TRIBUNNEWS.COM, JAKARTA - Dewan Perwakilan Rakyat (DPR) meminta Kejaksaan Agung tidak serta merta mengeksekusi agar PT Indosat Mega Media (IM2) membayar uang pengganti Rp 1,3 triliun.
Sebab, hingga saat ini masih muncul dua putusan kasasi Mahkamah Agung (MA) yang bertentangan dalam perkara penyelenggaraan 3G di frekuensi 2.1 GHz antara PT Indosat Tbk dan IM2 tersebut.
Wakil Ketua DPR RI sekaligus Anggota komisi III Bidang Hukum DPR RI, Fahri Hamzah, meminta agar Kejaksaan Agung menunggu kejelasan hukum atas dua putusan kasasi yang berbeda dari Mahkamah Agung. Kejaksaan harus menghormati keputusan kasasi Nomor 263 K/TUN/2014 tertanggal 21 Juli 2014, yang isinya menolak kasasi yang diajukan Deputi Kepala Badan Pengawasan Keuangan dan Pembangunan (BPKP) Bidang Investigasi atas putusan PTUN perkara IM2.

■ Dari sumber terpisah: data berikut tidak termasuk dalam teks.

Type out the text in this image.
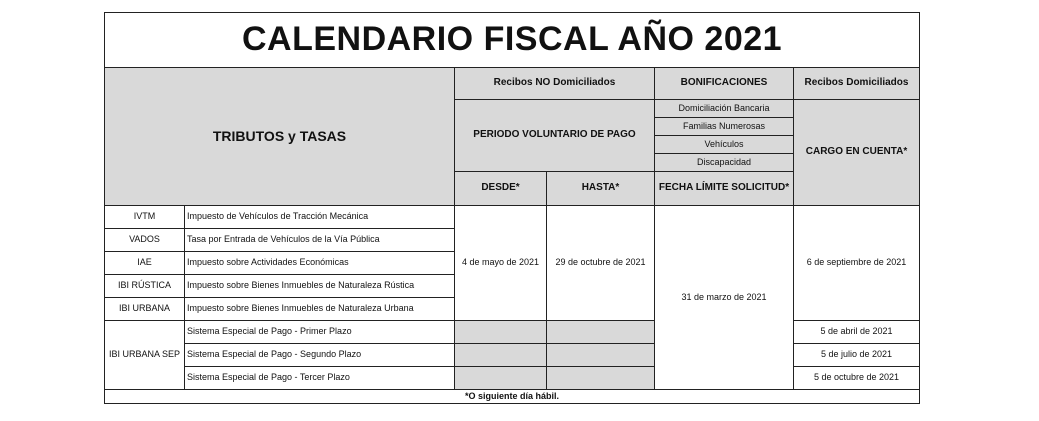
CALENDARIO FISCAL AÑO 2021					
TRIBUTOS y TASAS		Recibos NO Domiciliados		BONIFICACIONES	Recibos Domiciliados
		PERIODO VOLUNTARIO DE PAGO		Domiciliación Bancaria	CARGO EN CUENTA*
				Familias Numerosas	
				Vehículos	
				Discapacidad	
		DESDE*	HASTA*	FECHA LÍMITE SOLICITUD*	
IVTM	Impuesto de Vehículos de Tracción Mecánica	4 de mayo de 2021	29 de octubre de 2021	31 de marzo de 2021	6 de septiembre de 2021
VADOS	Tasa por Entrada de Vehículos de la Vía Pública				
IAE	Impuesto sobre Actividades Económicas				
IBI RÚSTICA	Impuesto sobre Bienes Inmuebles de Naturaleza Rústica				
IBI URBANA	Impuesto sobre Bienes Inmuebles de Naturaleza Urbana				
IBI URBANA SEP	Sistema Especial de Pago - Primer Plazo				5 de abril de 2021
	Sistema Especial de Pago - Segundo Plazo				5 de julio de 2021
	Sistema Especial de Pago - Tercer Plazo				5 de octubre de 2021
*O siguiente día hábil.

Dalam putusan PTUN di tingkat pertama dan banding, PTUN memutuskan hasil perhitungan BPKP bahwa ada kerugian negara Rp 1,3 triliun dalam perkara IM2, adalah tidak sah. Dengan penolakan kasasi BPKP oleh MA atas putusan PTUN, maka perhitungan kerugian negara di kasus IM2 versi BPKP tidak sah dan tidak memiliki dasar hukum.
“Saya tidak tahu kenapa Kejaksaan ngotot untuk menyita aset IM2 – Indosat, padahal kan dari putusan PTUN soal penghitungan BPKP sudah dibatalkan, jadi dasar hukum penyitaan itu apa?,” ujar Fahri, kepada wartawan, Kamis (13/11).
Menurut Fahri, Kejaksaan harus menghormati putusan PTUN perihal tidak ada kerugian negara di kasus IM2. Hal itu sesuai dengan Pasal 72 ayat 1 dan pasal 81 ayat 2 UU tentang Administrasi Pemerintahan, bahwa badan dan/atau pejabat pemerintahan wajib melaksanakan keputusan yang telah dinyatakan tidak sah atau dibatalkan oleh pengadilan. Apabilla ketentuan tersebut tidak dilaksanakan, maka badan dan/atau pejabat pemerintahan akan dikenakan sanksi administratif.
Hal tersebut juga tertuang dalam Surat Edaran. Nomor 07 tahun 2014 tentang Pelaksanaan putusan Peradilan Tata Usaha Negara yang termasuk ditembuskan kepada Jaksa agung.
Fahri menambahkan, selama ini Kejaksaan memang sering membuat masalah yang sebenarnya tidak ada masalah. “Itu sangat disesalkan karena merugikan orang orang yang tidak bersalah, kasus IM2 juga begitu,” katanya. Oleh karena itu, Indar Atmanto harus dibebaskan mengingat kerjasama Indosat dan IM2 juga dilakukan oleh ratusan penyelenggara jasa internat (ISP) lain. Bila tidak, maka ratusan ISP yang melakukan pola kerjasama yang sama akan mengalami nasib yang sama.
Menurut Fahri, kasus IM2 ini cukup rumit karena bukan murni sebuah kasus. Apalagi saat ini Kejaksaan tengah mencari posisi Jaksa Agung. “Jangan sampai kasus IM2 menjadi jalan untuk menduduki posisi JA yang baru di internal,” tuturnya.
Secara terpisah, Anggota DPR Fraksi Partai Golkar Meutya Hafidz juga meminta agar Kejaksaan Agung menunggu kejelasan hukum atas dua putusan kasasi yang berbeda dari Mahkamah Agung. “Kejaksaan Agung sebaiknya bersabar. Ini demi kepastian hukum, dan demi iklim investasi khususnya di bidang telekomunikasi yang kondusif,” ujar Meutya, kepada wartawan, Kamis (13/11).
Menurut Meutya, semestinya seluruh stakeholders memahami komitmen bersama untuk membangun industri telekomunikasi yang lebih cepat/progressif ke depan, untuk pemerataan informasi dan komunikasi sesuai pasal 28F UUD 1945. “Artinya, kita memerlukan industri ini untuk terus berkembang, jangan sampai keputusan yang tergesa-gesa membuat pelaku industri telekomunikasi resah, khawatir dan lari dari Indonesia. Harus ada kepastian hukum,” tuturnya.
Karenanya, dia meminta agar kejaksaan menghentikan segala upaya hukum yang mengkriminalisasi industri dan semestinya memberi kepastian hukum. Kriminalisasi hanya akan memperburuk Iklim investasi dan membunuh industri.